One of the things I love about reading Critic-O-Meter is that it's really easy for me to examine my own unconscious biases, let alone to see them. For instance, with Why Torture Is Wrong, I came across as F+, though I suspect that's pretty true in retrospect--good as the director's use of Kristine Nielsen's acting and David Korins's set is, I didn't think there was all that much to salvage. And yet, I threw in what I'll call an "acknowledgment," saying that those who liked David Mamet's November (my hatred for it put me in the minority) would feel at home with Christopher Durang's latest.

As far as I'm concerned, that's the right move to make. After all, I may not like something, but if there's potential merit in it for someone else, I'd like to be able to represent that. I'm going to have a slant on any review, sure, but I don't want to put blinders on a reader. It's refreshing, then, to see that even a critic who enjoyed the play made acknowledged a potential bias.

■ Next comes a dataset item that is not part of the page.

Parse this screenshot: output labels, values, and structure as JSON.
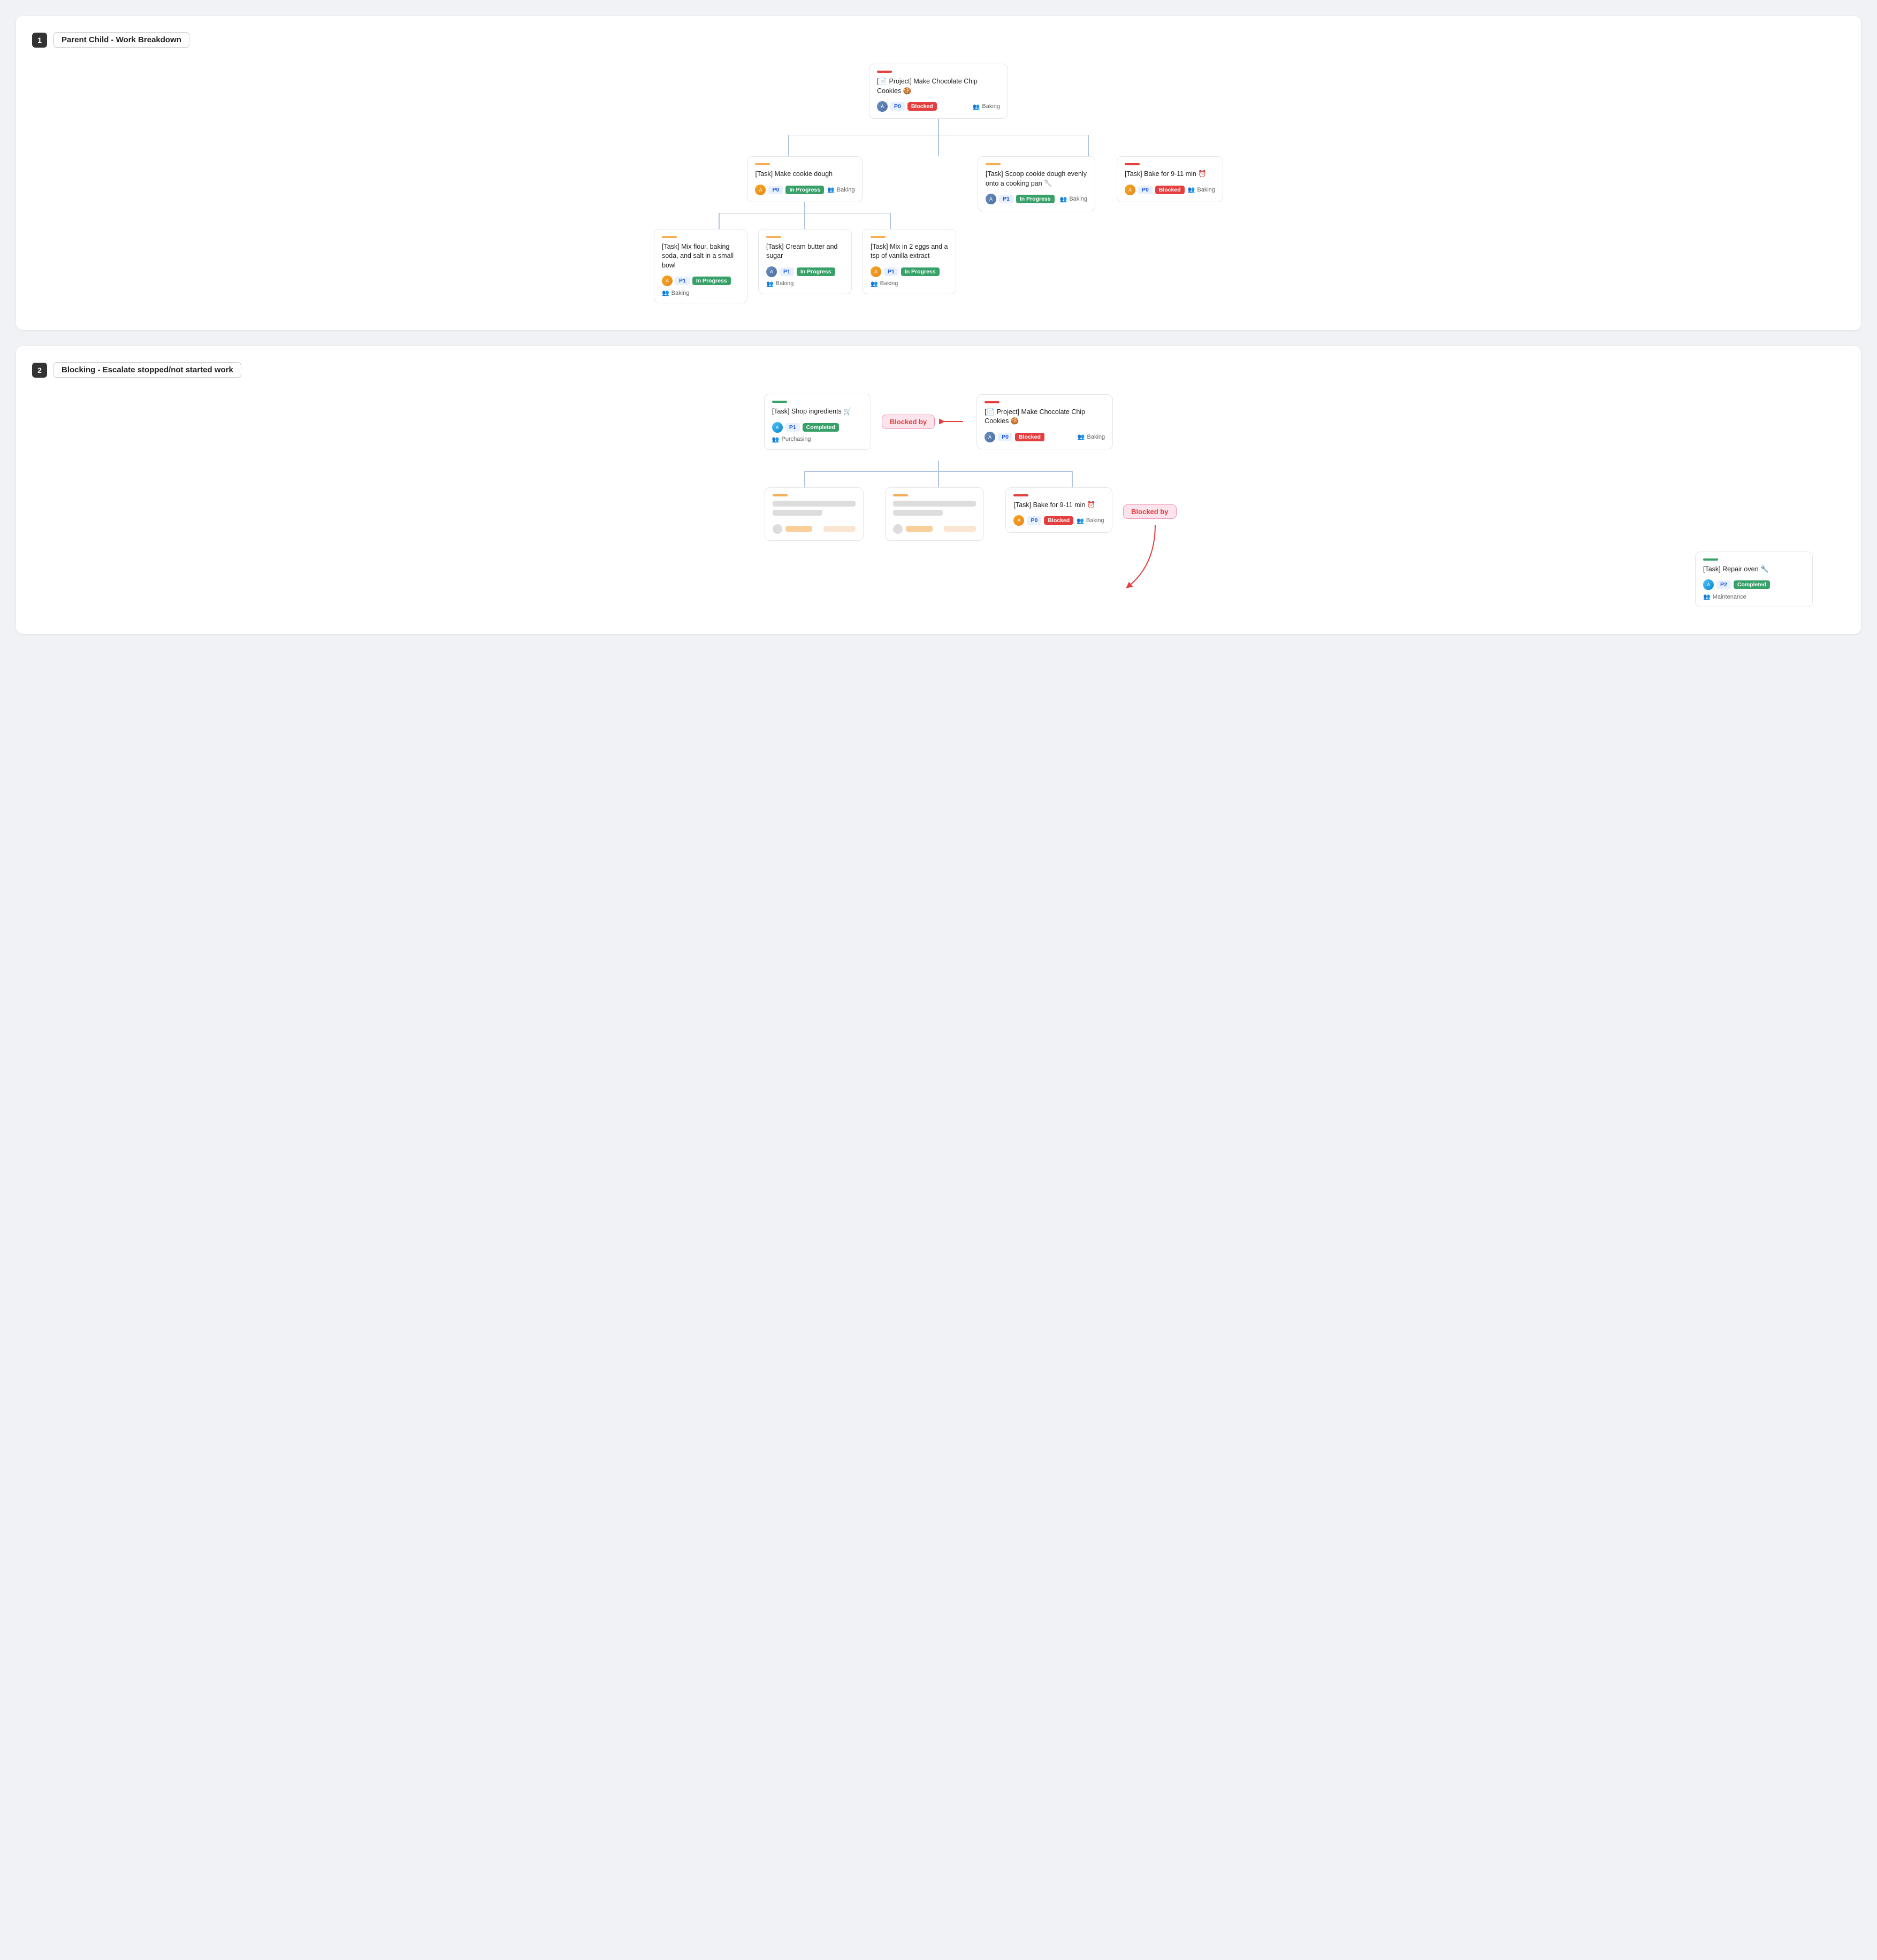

Back Stage's Adam R. Perlman notes that "If Durang's absurdism--more South Park than Ionesco--hasn't previously been to your taste, this play isn't likely to convert you." Not only is that a great description of Durang's absurdism (Newsday's Linda Weiner also has a nice bit about Durang's "unwavering trust in the power of the truly silly"), but it clarifies the sort of humor Perlman is inclined toward.

In any case, I like Variety's David Rooney and his context-providing example (mainly because it agrees with my perspective): "In his best plays, Durang peels back the wacky exteriors to show the sorrowful depths beneath his characters, but no such surgery takes place here." Again, save for a few lame sight gags and sketchy characters, I don't deny that Durang is funny--only that his laughs are exceptional empty these days, more so considering that he's set himself up to tackle a big issue. (Ben Brantley references "graphic" events that occur on-stage . . . I'm not sure what he's referring to, or perhaps he's forgotten Blasted.) But this all fits with my perspective of a critic's job: acknowledge what the playwright is trying to do, and then describe whether or not s/he has succeeded in doing so. The trick, as they say, is also remembering to acknowledge your gut.